“Esquecer para decidir. A toada de Rousinol ter-me-ia dado jeito nos últimos anos. A mim, ao mundo, às relações institucionais entre Estados que se movem em guerras de Caim e Abel para se aliarem na iminência de um inimigo comum, […] até a Deus, que testa a santidade nos rosários de pecados a que empresta os ouvidos. Não estaria Deus melhor se pudesse esquecer em vez de perdoar?”
Não será o esquecimento a melhor arma para os males da humanidade, a forma de evitar ou atenuar decisões fatais que marcaram os acontecimentos das gerações passadas? Esquecer é o instrumento mais poderoso e eficaz para tomar decisões ao longo da vida: esta é a tese defendida pelo matemático galego Jorge Rousinol. A memória, tida como um dos elementos mais diferenciadores de seres humanos e animais, condiciona a evolução. Mas, numa fase avançada da sua vida, toma uma decisão que vai contra a teoria defendida ao longo da sua existência: encomenda uma biografia a uma editora. Quer deixar a sua vida escrita e relembrar as pequenas glórias e descobertas. O que leva este homem a violar o seu legado?
“Na Memória dos Rouxinóis” (Quetzal, 2018), o quarto romance de Filipa Martins, é, em traços gerais, um livro sobre a memória: entrelaça várias personagens de diferentes gerações para dar a conhecer o que leva um homem, no final da sua vida, a ir contra a teoria matemática que defendeu afincadamente. O biógrafo de nome Nino, que tem nas suas mãos a responsabilidade de contar o legado de Rousinol, o seu companheiro Camilo, sobrinho do matemático galego, Silvana, a encarregada de passar o trabalho encomendado ao biógrafo e os outros elementos da sua família, compõem a narrativa. A certa altura, os pedaços de memória que retratam o passado de Rousinol equivalem à escrita, em tempo real, da biografia encomendada. E esta é uma das grandes belezas do livro.
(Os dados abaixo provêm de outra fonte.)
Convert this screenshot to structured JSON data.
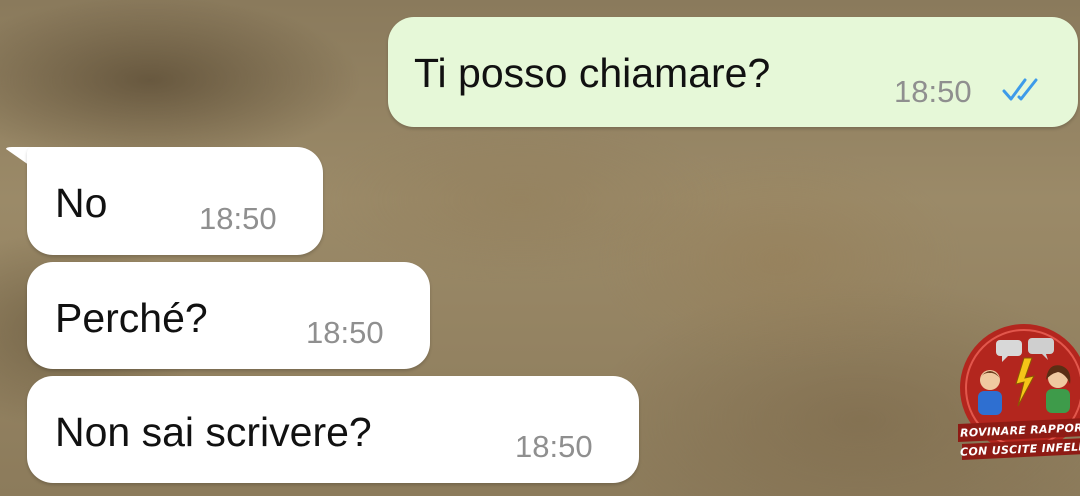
{
  "chat": {
    "messages": [
      {
        "direction": "outgoing",
        "text": "Ti posso chiamare?",
        "time": "18:50",
        "status_icon": "double-check-read-icon"
      },
      {
        "direction": "incoming",
        "text": "No",
        "time": "18:50"
      },
      {
        "direction": "incoming",
        "text": "Perché?",
        "time": "18:50"
      },
      {
        "direction": "incoming",
        "text": "Non sai scrivere?",
        "time": "18:50"
      }
    ]
  },
  "watermark": {
    "line1": "ROVINARE RAPPORTI",
    "line2": "CON USCITE INFELICI"
  },
  "colors": {
    "outgoing_bubble": "#e6f8d8",
    "incoming_bubble": "#ffffff",
    "read_ticks": "#3d9be9",
    "timestamp": "#8f8f8f",
    "logo_red": "#b3261e"
  }
}
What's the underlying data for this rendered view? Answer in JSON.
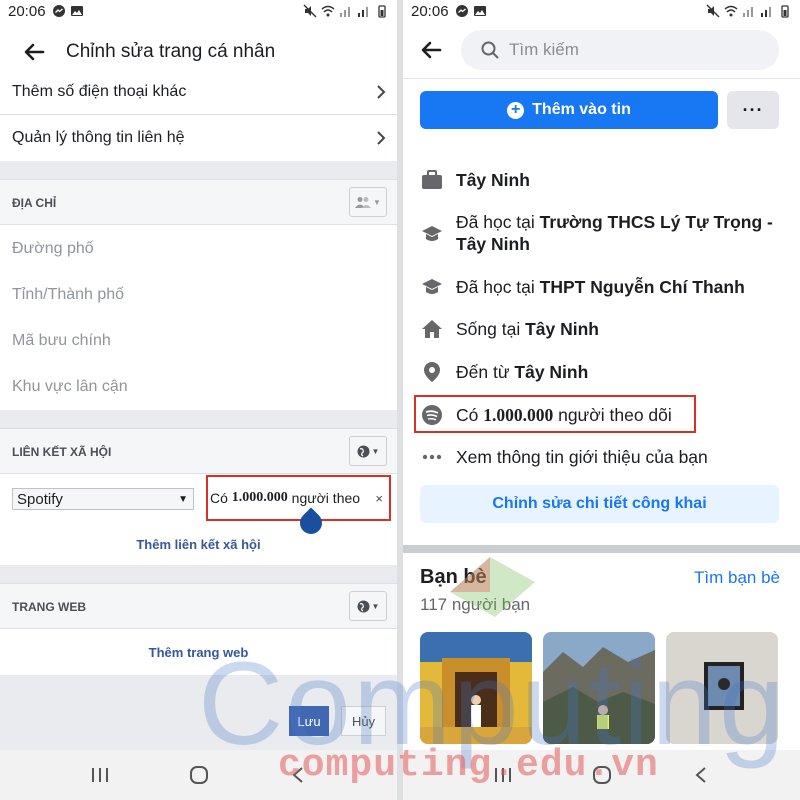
{
  "status": {
    "time_left": "20:06",
    "time_right": "20:06"
  },
  "left": {
    "title": "Chỉnh sửa trang cá nhân",
    "rows": {
      "more_phone": "Thêm số điện thoại khác",
      "manage_contact": "Quản lý thông tin liên hệ"
    },
    "address": {
      "label": "ĐỊA CHỈ",
      "fields": [
        "Đường phố",
        "Tỉnh/Thành phố",
        "Mã bưu chính",
        "Khu vực lân cận"
      ]
    },
    "social": {
      "label": "LIÊN KẾT XÃ HỘI",
      "select_value": "Spotify",
      "text_value_prefix": "Có ",
      "text_value_bold": "1.000.000",
      "text_value_suffix": " người theo",
      "clear": "×",
      "add_link": "Thêm liên kết xã hội"
    },
    "website": {
      "label": "TRANG WEB",
      "add_link": "Thêm trang web"
    },
    "save": "Lưu",
    "cancel": "Hủy"
  },
  "right": {
    "search_placeholder": "Tìm kiếm",
    "add_story": "Thêm vào tin",
    "more": "···",
    "info": [
      {
        "icon": "briefcase-icon",
        "prefix": "",
        "bold": "Tây Ninh",
        "suffix": ""
      },
      {
        "icon": "graduation-cap-icon",
        "prefix": "Đã học tại ",
        "bold": "Trường THCS Lý Tự Trọng - Tây Ninh",
        "suffix": ""
      },
      {
        "icon": "graduation-cap-icon",
        "prefix": "Đã học tại ",
        "bold": "THPT Nguyễn Chí Thanh",
        "suffix": ""
      },
      {
        "icon": "home-icon",
        "prefix": "Sống tại ",
        "bold": "Tây Ninh",
        "suffix": ""
      },
      {
        "icon": "location-pin-icon",
        "prefix": "Đến từ ",
        "bold": "Tây Ninh",
        "suffix": ""
      },
      {
        "icon": "spotify-icon",
        "prefix": "Có ",
        "bold": "1.000.000",
        "suffix": " người theo dõi"
      },
      {
        "icon": "ellipsis-icon",
        "prefix": "Xem thông tin giới thiệu của bạn",
        "bold": "",
        "suffix": ""
      }
    ],
    "edit_public": "Chỉnh sửa chi tiết công khai",
    "friends": {
      "title": "Bạn bè",
      "count": "117 người bạn",
      "find": "Tìm bạn bè"
    }
  },
  "watermark": {
    "line1": "Computing",
    "line2": "computing.edu.vn"
  },
  "colors": {
    "fb_blue": "#1877f2",
    "highlight_red": "#d93025",
    "link_blue": "#365899"
  }
}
Só o encadeamento brilhante das diferentes narrativas revela o talento desta escritora, já que em nenhum momento o leitor cai na mais simples confusão. Qualquer uma das personagens colocadas na obra é merecedora de atenção e admiração, mas não há como negar: a relação entre Camilo e o biógrafo é, sem sombra de dúvida, o que há de mais interessante nesta Memórias dos Rouxinóis. O que fica no lugar do amor quando a relação entre duas pessoas é alimentada, ao longo de anos, pela mágoa?
“A solidão dos casados é difícil de explicar. Os que estão sozinhos veem uma folha velha num ramo nu e apontam – ali está a solidão. Para eles, a solidão é vazio e ausência, a única emoção que conseguem partilhar. É da sua condição desaparecer do outro, garantem.”
A escrita da biografia de Rousinol – tio de Camilo – é a alavanca para as questões que surgem a cada elemento deste casal. Escrever sobre um “sacana”, tal como Camilo chama ao próprio tio, é só o despoletar de os ressentimentos guardados virem ao de cima. Relembrar é, de certa forma, ter todo o conhecimento na palma da mão. E Nino tem nas suas mãos a memória do matemático Rousinol, à medida que vai explorando as facetas da sua relação com Camilo.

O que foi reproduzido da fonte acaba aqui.